Offline Paul Birkeland

  • Global Moderator
  • Hero Member
  • *****
    • Posts: 19757
Reply #54 on: December 24, 2022, 09:22:40 AM
DC voltage, 300Bs installed, black probe can be on terminal 4.

Paul "PB" Birkeland

Bottlehead Grunt & The Repro Man


Offline denteom

  • Full Member
  • ***
    • Posts: 96
Reply #55 on: December 24, 2022, 09:40:29 AM
A1= 18 V
A4= 13 V
B1=13 V
B4= 18 V
Did I reversed a connection somewhere?  heheh...



Offline Paul Birkeland

  • Global Moderator
  • Hero Member
  • *****
    • Posts: 19757
Reply #56 on: December 24, 2022, 10:02:33 AM
No, there's nothing wrong with those voltages.

I suspect that the grid on the offending side isn't seeing a good ground reference.  Did you see 65V when testing the installation of the C4S board?  I would suspect that you have a loose resistor on the terminal strip next to the input selector switch, or possibly a loose wire on that terminal strip.

Paul "PB" Birkeland

Bottlehead Grunt & The Repro Man


Offline denteom

  • Full Member
  • ***
    • Posts: 96
Reply #57 on: December 24, 2022, 10:14:30 AM
During the first installation of the C4S everything was fine.

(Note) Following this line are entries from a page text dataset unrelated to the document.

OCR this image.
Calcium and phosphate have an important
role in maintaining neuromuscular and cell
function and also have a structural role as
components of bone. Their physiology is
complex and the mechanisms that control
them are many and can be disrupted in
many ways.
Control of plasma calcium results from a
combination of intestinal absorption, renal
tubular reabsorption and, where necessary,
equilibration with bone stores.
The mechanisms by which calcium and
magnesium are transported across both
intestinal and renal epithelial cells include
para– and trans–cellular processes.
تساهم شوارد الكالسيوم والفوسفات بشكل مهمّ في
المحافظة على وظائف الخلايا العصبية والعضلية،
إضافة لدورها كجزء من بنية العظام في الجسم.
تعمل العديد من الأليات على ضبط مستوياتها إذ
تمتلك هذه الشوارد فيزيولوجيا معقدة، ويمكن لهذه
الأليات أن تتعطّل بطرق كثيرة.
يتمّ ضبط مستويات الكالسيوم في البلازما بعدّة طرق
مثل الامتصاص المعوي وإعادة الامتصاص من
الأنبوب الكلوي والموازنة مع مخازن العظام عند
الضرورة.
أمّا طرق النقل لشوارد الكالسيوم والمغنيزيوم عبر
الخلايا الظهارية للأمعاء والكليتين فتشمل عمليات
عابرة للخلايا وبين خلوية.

I think it is solder loosening, cause even the filament board that was the problem. My friend help me look for the joints that did not have enough lead.  Think problems came out when kept on tapping and shaking the chassis after trimming joints.  So you suggest re inspect terminals 16-20 and 26-30, N1-N5. Add more soldering lead to it.
But the voltage problem is at Terminal 16 and probably B2 since a red wire is connected between the two



Offline denteom

  • Full Member
  • ***
    • Posts: 96
Reply #58 on: December 25, 2022, 04:27:19 AM
I finally found the problem, yes it was the terminals near the the line selectors, the white wire connected to N1L got disconnected.  I think it got snagged by the metal plate holding the attenuators.  That wire most likely caused the shorts that I experienced when I was building the resistors at the coarse attenuators.  I followed your recommendation and removed the paper washers and returned the #6 washers included in the kit.  Did voltage and resistance checks all are in perfect ranges.  Connected my DAC to Line 2 then to my headphone amp, sounds great no his or hum, both headphone cups have equal volume, no channel imbalance. Thanks for being patient with me, pointing out my mistakes, also a big thanks to my electrical engineer friend who was willing to help me and trouble shoot the pre-amp during Christmas day.
Still have no sound on my left speaker though, when the DAC was connected to Line 1.  I think it is is just the speaker wire connection or again a loose Line 1 solder, but it most likely the former. I can handle it from here.  I'll check Line 1 and 3 tomorrow.
Guess this problem is resolved.
I'll work on upgrade 2 mid 2023, meantime relishing upgrade 1.



Offline Paul Birkeland

  • Global Moderator
  • Hero Member
  • *****
    • Posts: 19757
Reply #59 on: December 25, 2022, 07:52:48 AM
I'm glad you stuck with it and got it sorted out!